Hagen. .
Ein Blick auf den kleinen Tisch in der Ecke lässt Männer strahlen. Statt adelslastiger Regenbogenpresse liegt dort eine geballte Ladung Information und Unterhaltung: Spiegel, Focus, Tageszeitung, Playboy. „Mann soll sich hier ja wohl fühlen“, erläutert Klaus Iber schmunzelnd das Leseverhalten der Kundschaft: „Wenn jemand seine Frau dabei hat, liest er den Spiegel. Kommt er allein, ist’s der Playboy.“ Meist wird zum Männermagazin gegriffen, denn Iber betreibt an der Hochstraße einen der letzten Herrensalons in Hagen.
„Junge, lern ein
Handwerk“
Nein, ein Coiffeur ist Klaus Iber nicht. Und schon gar kein Hair-Stylist oder solch neumodischer Kram. Er ist Friseur, einer der alten Schule. „Und zwar mit Leib und Seele – seit 50 Jahren.“ Der Hagener, der heute seinen 64. Geburtstag feiert, war noch nicht einmal 14 Jahre alt, als er 1961 die Volksschule beendete. „Mein Vater war Kriegsrentner und wir hatten nicht viel Geld“, erzählt er. „Also wurde gesagt: ’Junge, lern ein Handwerk!’“ Gesagt, getan: Der 13-Jährige ging beim Boelerheider Friseur David in die Lehre und erlebte in Sachen Männerkopf eine Zeit des Umbruchs. Anfang der Sechziger brachte das Elvis-Fieber zunächst die Tolle nach Deutschland, mit den Beatles kam wenig später auch beim starken Geschlecht die Langhaar-Frisur in Mode.

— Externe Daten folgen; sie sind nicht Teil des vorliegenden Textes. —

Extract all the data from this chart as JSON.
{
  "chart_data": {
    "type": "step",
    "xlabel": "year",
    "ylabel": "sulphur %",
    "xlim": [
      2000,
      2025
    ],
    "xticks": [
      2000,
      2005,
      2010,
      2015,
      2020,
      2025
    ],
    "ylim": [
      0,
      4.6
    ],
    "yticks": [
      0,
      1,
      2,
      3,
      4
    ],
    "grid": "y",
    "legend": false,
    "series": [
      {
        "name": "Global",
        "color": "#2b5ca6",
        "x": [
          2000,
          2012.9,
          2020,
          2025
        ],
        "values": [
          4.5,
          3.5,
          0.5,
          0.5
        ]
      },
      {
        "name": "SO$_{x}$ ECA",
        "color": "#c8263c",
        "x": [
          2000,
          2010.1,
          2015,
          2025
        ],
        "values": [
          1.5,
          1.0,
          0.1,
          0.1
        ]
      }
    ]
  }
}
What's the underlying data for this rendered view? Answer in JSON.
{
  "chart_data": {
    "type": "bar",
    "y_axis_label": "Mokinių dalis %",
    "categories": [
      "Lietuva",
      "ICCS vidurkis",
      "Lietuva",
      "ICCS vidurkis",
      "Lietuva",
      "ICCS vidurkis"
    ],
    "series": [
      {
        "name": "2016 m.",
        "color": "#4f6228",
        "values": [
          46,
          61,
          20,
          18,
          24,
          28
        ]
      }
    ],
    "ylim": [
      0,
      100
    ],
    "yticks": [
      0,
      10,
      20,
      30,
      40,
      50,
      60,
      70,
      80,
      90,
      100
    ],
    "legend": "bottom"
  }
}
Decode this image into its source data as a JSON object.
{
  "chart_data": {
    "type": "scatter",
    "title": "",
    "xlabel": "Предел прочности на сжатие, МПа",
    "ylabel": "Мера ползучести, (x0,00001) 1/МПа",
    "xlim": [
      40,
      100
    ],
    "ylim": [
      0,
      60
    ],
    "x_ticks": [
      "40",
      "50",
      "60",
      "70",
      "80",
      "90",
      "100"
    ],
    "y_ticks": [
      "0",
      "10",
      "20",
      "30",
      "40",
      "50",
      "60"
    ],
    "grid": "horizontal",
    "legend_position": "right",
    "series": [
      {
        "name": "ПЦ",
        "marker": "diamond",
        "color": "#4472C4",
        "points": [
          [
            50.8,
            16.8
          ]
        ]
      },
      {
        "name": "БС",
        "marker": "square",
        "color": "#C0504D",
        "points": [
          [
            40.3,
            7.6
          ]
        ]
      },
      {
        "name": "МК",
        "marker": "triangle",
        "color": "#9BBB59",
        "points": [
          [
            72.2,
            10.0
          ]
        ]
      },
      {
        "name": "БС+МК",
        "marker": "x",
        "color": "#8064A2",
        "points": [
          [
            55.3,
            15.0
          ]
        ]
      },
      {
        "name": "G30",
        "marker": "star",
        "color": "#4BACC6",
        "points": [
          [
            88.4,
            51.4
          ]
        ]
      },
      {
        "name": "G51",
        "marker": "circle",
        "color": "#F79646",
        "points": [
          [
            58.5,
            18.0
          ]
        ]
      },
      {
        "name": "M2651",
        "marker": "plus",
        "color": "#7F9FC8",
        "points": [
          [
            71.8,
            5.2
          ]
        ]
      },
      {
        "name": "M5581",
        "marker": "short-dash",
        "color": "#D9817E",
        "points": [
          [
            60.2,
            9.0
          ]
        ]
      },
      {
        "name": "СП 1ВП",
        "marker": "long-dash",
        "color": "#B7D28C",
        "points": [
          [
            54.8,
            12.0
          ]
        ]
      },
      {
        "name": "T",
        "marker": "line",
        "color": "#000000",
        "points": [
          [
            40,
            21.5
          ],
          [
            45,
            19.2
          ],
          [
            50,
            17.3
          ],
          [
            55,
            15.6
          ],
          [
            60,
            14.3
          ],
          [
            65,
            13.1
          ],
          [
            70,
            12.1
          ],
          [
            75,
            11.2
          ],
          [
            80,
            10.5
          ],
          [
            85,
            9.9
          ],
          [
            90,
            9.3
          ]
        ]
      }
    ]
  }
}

Iber selbst gehörte ebenfalls zu jenen, deren Ohren vom Haupthaar bedeckt waren. Was bei den konservativen Vertretern der Zunft auf wenig Gegenliebe stieß: „Die Prüfer guckten mich scharf an, mussten mir am Ende aber trotzdem eine Eins geben.“
Zu Zeiten der Blumenkinder trug Iber das Haar sogar schulterlang, was für seinen Berufsstand ungewöhnlich war, jedoch junge Kundschaft anlockte: „Die Langhaarigen hatten Vertrauen zu mir. Noch heute zählt ein übrig gebliebener Alt-Hippie mit Pferdeschwanz zu meinen Kunden.“
Mitte der Sechziger wechselte Iber zum Salon Figaro an der Elberfelder Straße, ehe er vor genau 20 Jahren an der Hochstraße den Schritt in die Selbstständigkeit wagte. Neben besagtem Pferdeschwanz-Träger folgten auch viele andere Stammkunden ihrem Friseur – einigen von ihnen schneidet er seit einem halben Jahrhundert die Haare.
Friseur und Beichtvater
in Personalunion
Und nicht wenige seiner Kunden sind in Hagen bekannte Größen: Oberbürgermeister Jörg Dehm zählt ebenso dazu wie der ehemalige Sparkassen-Vorstand Klaus Hacker oder Dr. Tayfun Belgin, Leiter des Osthaus-Museums. Natürlich wird somit auch mal über Lokalpolitik oder andere heikle Themen gesprochen; doch worum es dabei genau geht, sagt Klaus Iber nicht: „Als Friseur ist man so etwas wie ein Beichtvater. Es gibt viele Leute, die wollen sich die Seele vom Leib reden. Da muss man einfach zuhören und auch mal Trost spenden.“ Unter keinen Umständen verrät er beispielsweise den Namen des Kunden, der einst immer mit einer Ausgabe der Frankfurter Allgemeinen erschien, um darin den saloneigenen Playboy zu verstecken und so ungestört zu lesen. „Das bleibt ein Geheimnis.“
Doch nicht nur in Sachen Literatur kommt Klaus Iber seinen Kunden entgegen. Auch der gemeine Raucher ist hier ein gern gesehener Gast. Wer nicht auf den Glimmstängel verzichten möchte, während der Meister zur Schere greift, darf sich ruhig ein Zigarettchen ins Gesicht stecken. Aschenbecher sind genügend vorhanden.
Ein echter Herrensalon eben – möchte man meinen. Denn dann und wann, gibt Klaus Iber zu, zähle doch schon mal eine Frau zur Kundschaft. „Aber das sind nur Kurzhaarschnitte“, erklärt er fast ein bisschen entschuldigend. Nehmen wir es als seinen Beitrag zur Emanzipation.